Today's lesson discussed data: How does one get it, what should it look like, and what to look out for. One important part of this topic is knowing if our model is underfit or overfit. 

To know if we are overfit or underfit, we need to plot a learning curve. A learning curve plots performance (either error or score) against some measure of complexity. We'll make our first learning curve using the number of features as the measure of complexity. 

Take the training procedure in the cell above an run it for different values of `percentile` in `SelectPercentile()`. Plot the train score vs the test score. For which values of `percentile` is the model underfit and for which is it overfit?


Hint: `first_pipe.get_params()` shows you which parameters the pipeline uses. `first_pipe.set_params()` allows you to set the parameters. How can we use this to set a different `percentile` instead of building a new model each time?
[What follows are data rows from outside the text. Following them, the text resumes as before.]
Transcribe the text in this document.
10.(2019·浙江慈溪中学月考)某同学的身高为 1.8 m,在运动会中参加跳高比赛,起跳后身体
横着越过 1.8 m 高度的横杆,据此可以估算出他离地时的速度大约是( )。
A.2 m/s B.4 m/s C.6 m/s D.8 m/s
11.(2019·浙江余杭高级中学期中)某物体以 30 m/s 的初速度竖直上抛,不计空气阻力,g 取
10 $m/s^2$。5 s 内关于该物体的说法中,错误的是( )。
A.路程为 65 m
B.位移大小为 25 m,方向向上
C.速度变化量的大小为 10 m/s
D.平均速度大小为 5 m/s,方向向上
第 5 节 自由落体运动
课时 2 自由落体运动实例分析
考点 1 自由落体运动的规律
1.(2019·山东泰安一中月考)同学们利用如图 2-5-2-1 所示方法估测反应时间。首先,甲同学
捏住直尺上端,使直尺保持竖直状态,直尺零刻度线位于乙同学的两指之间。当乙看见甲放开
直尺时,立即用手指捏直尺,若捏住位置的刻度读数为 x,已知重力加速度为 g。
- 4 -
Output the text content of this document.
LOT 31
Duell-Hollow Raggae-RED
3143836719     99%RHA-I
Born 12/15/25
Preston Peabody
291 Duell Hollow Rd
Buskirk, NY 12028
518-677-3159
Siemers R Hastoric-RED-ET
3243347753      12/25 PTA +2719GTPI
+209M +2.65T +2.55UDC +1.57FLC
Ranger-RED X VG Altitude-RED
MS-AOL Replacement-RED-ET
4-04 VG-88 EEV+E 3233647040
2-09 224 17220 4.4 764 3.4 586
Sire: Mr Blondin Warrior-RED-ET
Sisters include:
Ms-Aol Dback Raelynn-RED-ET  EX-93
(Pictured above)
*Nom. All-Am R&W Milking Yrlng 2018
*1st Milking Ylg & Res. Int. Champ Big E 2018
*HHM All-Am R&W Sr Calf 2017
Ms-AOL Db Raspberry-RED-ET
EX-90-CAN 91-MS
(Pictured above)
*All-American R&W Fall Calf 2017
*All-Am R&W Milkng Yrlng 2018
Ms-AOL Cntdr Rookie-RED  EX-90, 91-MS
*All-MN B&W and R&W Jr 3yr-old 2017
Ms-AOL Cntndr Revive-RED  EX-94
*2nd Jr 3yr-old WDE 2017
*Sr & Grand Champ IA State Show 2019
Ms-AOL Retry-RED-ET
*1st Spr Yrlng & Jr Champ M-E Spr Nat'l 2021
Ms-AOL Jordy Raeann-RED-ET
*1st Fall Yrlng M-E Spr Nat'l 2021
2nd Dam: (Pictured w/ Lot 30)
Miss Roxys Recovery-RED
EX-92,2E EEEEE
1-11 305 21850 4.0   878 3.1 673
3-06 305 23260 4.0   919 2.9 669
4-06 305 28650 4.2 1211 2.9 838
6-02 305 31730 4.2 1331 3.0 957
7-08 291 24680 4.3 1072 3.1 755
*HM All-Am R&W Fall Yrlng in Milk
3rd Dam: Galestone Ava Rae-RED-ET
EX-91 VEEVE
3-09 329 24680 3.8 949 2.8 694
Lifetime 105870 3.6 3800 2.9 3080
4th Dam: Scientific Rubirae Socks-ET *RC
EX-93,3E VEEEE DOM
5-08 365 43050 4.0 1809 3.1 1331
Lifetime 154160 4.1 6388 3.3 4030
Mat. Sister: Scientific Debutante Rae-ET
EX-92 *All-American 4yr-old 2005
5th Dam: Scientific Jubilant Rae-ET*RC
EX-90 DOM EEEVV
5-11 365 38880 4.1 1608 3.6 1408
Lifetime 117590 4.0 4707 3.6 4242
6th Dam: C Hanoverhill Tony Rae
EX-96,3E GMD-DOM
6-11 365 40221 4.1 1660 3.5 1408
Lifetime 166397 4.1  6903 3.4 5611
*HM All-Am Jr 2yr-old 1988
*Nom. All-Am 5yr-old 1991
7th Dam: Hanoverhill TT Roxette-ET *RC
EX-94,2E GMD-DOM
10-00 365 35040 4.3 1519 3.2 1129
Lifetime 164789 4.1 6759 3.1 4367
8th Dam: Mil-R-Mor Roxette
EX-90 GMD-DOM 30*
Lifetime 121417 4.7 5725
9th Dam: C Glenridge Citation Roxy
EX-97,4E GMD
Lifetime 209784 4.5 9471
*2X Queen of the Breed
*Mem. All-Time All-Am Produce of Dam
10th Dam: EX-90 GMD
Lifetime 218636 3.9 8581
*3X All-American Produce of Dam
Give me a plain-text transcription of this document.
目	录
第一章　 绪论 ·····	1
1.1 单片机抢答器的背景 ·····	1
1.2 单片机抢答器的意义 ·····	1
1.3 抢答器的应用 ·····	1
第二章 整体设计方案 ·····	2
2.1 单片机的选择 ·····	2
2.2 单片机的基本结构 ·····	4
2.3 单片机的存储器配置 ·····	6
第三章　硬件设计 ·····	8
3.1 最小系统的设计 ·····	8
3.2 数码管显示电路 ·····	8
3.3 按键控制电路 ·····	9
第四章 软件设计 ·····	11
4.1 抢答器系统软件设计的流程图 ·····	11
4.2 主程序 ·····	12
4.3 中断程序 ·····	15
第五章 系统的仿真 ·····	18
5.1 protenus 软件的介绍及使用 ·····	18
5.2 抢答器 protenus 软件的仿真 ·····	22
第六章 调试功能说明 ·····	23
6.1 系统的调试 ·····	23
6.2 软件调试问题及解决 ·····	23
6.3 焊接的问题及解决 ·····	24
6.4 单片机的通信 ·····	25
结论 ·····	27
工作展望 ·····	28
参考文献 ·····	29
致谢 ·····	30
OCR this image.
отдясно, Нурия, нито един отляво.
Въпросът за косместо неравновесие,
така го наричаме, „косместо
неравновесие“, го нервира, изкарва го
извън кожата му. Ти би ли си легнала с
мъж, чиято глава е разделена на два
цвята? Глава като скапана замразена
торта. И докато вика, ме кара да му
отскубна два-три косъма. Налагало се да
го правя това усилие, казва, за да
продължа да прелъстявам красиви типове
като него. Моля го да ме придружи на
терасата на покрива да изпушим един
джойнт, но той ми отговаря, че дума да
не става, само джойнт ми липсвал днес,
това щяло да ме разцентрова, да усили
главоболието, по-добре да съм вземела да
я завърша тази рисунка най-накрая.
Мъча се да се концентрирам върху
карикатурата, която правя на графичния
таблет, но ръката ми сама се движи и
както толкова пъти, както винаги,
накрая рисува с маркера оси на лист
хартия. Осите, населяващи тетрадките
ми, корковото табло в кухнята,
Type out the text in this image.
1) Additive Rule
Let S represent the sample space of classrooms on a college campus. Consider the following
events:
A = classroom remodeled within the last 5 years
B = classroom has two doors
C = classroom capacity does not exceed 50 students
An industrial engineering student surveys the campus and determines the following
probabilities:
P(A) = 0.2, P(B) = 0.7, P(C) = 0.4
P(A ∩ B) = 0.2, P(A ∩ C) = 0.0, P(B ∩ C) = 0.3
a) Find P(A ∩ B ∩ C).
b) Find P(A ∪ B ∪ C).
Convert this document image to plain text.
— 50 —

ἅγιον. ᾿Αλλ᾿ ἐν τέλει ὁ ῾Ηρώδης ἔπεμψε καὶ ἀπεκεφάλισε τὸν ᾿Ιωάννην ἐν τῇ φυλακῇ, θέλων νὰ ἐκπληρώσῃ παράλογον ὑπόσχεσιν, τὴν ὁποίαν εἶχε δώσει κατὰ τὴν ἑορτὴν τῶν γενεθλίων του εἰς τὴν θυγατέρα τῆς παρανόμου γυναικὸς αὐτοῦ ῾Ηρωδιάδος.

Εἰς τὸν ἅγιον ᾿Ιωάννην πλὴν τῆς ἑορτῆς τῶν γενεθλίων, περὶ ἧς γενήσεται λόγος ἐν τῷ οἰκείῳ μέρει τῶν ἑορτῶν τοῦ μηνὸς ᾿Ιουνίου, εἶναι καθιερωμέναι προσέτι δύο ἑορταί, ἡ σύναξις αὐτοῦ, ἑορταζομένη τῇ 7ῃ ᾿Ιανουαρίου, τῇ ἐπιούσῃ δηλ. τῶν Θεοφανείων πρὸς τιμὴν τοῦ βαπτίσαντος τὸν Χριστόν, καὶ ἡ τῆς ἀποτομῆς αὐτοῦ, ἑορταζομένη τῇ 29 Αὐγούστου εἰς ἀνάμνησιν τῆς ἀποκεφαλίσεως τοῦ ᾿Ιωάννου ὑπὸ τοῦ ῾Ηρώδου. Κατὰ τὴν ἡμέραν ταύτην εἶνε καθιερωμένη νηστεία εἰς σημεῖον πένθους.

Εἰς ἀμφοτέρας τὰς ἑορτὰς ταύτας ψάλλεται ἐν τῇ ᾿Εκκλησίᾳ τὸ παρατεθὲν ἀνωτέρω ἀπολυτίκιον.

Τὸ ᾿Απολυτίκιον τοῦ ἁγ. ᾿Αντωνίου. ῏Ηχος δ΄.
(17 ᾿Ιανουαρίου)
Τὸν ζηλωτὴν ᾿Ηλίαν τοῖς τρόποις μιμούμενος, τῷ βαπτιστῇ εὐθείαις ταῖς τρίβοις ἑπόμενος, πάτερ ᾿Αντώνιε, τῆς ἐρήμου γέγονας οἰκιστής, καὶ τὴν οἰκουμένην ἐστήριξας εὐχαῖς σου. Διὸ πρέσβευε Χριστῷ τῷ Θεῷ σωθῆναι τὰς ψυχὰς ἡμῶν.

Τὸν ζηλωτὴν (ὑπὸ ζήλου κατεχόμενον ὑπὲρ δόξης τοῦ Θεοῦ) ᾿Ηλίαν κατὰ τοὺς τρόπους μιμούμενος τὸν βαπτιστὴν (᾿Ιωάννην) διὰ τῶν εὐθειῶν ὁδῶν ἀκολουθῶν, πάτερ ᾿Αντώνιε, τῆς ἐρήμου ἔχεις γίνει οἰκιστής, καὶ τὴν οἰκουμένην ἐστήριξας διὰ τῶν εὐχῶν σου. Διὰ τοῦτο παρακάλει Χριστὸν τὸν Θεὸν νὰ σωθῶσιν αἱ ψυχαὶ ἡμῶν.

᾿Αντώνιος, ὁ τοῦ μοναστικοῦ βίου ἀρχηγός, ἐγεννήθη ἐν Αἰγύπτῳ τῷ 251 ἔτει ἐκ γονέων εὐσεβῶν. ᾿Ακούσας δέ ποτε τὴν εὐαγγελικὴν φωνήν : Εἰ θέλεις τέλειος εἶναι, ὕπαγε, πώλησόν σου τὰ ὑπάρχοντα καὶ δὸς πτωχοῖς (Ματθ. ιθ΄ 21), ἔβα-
# **Exercise 2: Features Engineering**

One way to add features is through feature engineering—making new features. Revisit your pipeline and add a new step before `"scale"`. Use `preprocessing.PolynomialFeatures(degree=2, include_bias=False)` for this. You may vary the degree but you will want to be sure to keep `include_bias=False`. If you get many errors, you may need to add a new step to your python to reduce features with zero variance. Try `("var", feature_selection.VarianceThreshold())`.

When building models, you may either engineer new features by hand, by picking out interactions that are likely to be helpful or by selecting transformations. It is also valid to incorporate this as part of your pipeline so that you as the modeler cannot hand select the features—that way, you're letting the model select what's useful so that you don't miss anything.

How does this step affect when and whether the model is overfit? If this were a production model, which solution would you recommend?


# **Exercise 3: Regularization**

Adding new features gives models more capacity to overfit. For the last exercise, we'll explore one more method for responding to overfitting: regularization. Regularization generally refers to anything that reduces the model's performance on the training data but improves performance on the test data. As you saw in our first exercise, when a large number of features are used, feature selection (in other words, reducing the number of features) tends to regularize models. Another common method is adding noise to training data. Here, we will regularize our model directly, by asking it to trade off between fitting to the training data and listening to more features.

Here, replace the `LinearRegression()` model with a version that uses regularization, either `Lasso()`, `Ridge()`, or `ElasticNet()`. Each of these models has an `alpha` parameter that you should tweak. Often, the greater the number of features, the higher `alpha` needs to be. 

Note: If you find yourself getting many `ConvergenceWarning`s then you may either increase the `max_iter` parameter, increase the `tol` parameter, or ignore the warning.

How does this step affect when and where the model is overfit or underfit?

Go through each step in your pipeline and discuss whether the step pushes the model to be more biased (in other words, to be more underfit) or have more variance (in other words, to be more overfit).